Luta Pela Sobrevivência! O Que Aconteceu Com A “Geração Belga” Que Assustou O Futebol 

Após dois empates decepcionantes contra Irã e Egito.

A Bélgica encara a Nova Zelândia neste sábado (27).

O cenário é de sobrevivência para o elenco belga.

Embora o empate possa ser suficiente, a vida complica.

O destino da equipe não depende apenas de si.

Exige combinação de resultados ou sorte nos terceiros colocados.

O que preocupa é o desempenho irregular apresentado até aqui.

Isso expõe uma fragilidade perigosa para o mata-mata.

Se avançar, a Bélgica pode cruzar com gigantes.

Argentina ou Portugal surgem no caminho nas oitavas.

A provável “última dança” da geração caminha mal.

O desempenho em 2026 está abaixo das expectativas.

O AUGE EM 2018

Título: Elenco belga em 2018

Sem dúvidas, 2018 consagrou a “geração de ouro” belga.

A equipe tinha craques no auge da carreira.

Lukaku, De Bruyne, Hazard e Courtois lideravam o elenco.

Sob Roberto Martínez, conquistaram o bronze na Rússia.

Foi o melhor resultado da história da seleção.

Eram favoritos, com expectativa real de título mundial.

Após uma fase de grupos perfeita com 100% de aproveitamento.

No mata-mata, o ápice técnico e tático se materializou.

Venceram o Brasil por 2 a 1 com autoridade.

Foi o ponto alto, com atuação antológica de Eden Hazard.

Ele registrou a maior marca de dribles desde 1966.

Houve também o gol decisivo de Kevin De Bruyne.

A Bélgica “bateu na trave” ao perder para a França.

O duelo das semifinais foi extremamente equilibrado.

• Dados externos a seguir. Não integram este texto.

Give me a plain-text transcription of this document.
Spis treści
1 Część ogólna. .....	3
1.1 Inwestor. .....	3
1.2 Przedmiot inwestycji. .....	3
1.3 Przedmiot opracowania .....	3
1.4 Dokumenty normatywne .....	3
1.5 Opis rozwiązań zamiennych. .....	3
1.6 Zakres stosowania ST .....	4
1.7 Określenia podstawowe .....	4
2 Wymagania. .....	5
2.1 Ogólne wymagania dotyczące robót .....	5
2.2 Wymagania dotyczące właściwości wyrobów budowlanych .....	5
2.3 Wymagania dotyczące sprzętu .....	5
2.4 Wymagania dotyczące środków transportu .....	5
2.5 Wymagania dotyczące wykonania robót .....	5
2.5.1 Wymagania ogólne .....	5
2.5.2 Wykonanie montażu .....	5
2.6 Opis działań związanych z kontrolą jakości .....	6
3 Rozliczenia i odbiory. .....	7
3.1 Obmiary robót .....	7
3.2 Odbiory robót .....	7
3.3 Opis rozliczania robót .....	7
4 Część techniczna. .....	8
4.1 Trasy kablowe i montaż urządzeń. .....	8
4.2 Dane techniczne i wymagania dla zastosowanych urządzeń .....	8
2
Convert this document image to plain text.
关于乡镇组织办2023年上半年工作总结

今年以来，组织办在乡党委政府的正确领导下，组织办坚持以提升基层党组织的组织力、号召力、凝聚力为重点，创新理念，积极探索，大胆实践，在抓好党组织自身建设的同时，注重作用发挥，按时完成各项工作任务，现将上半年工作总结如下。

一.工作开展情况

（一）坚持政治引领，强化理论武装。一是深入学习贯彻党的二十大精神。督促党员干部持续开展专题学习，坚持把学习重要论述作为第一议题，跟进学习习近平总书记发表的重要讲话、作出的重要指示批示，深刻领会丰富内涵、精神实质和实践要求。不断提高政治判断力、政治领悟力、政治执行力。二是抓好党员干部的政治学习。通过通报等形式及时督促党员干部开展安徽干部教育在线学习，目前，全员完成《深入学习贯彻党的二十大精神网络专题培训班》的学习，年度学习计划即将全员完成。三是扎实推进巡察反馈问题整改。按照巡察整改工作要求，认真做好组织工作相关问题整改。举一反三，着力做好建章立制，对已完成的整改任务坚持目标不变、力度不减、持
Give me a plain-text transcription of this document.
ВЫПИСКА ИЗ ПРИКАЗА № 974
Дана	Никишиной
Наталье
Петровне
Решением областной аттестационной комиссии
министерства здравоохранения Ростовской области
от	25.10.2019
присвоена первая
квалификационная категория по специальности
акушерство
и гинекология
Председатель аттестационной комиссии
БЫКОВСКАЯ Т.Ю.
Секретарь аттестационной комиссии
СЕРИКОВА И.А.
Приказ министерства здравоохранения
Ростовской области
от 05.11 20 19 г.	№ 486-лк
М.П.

Aquela Copa deixou a sensação de que viriam conquistas futuramente.

O ENVELHECIMENTO E A FALTA DE RENOVAÇÃO

Título: Bélgica caindo na Fase de Grupos em 2022

O que parecia vitorioso tornou-se um comodismo geracional.

Com o tempo, o envelhecimento e a queda foram evidentes.

Eden Hazard, protagonista em 2018, enfrentou decadência física.

Perdeu a explosão característica que o definia em campo.

A defesa histórica, com Kompany, Vertonghen e Alderweireld, envelheceu.

A federação belga não lapidou substitutos à altura deles.

Esse desgaste culminou na eliminação vexatória em 2022.

Caíram na fase de grupos após empate com a Croácia.

A chave ainda contava com a surpreendente seleção de Marrocos.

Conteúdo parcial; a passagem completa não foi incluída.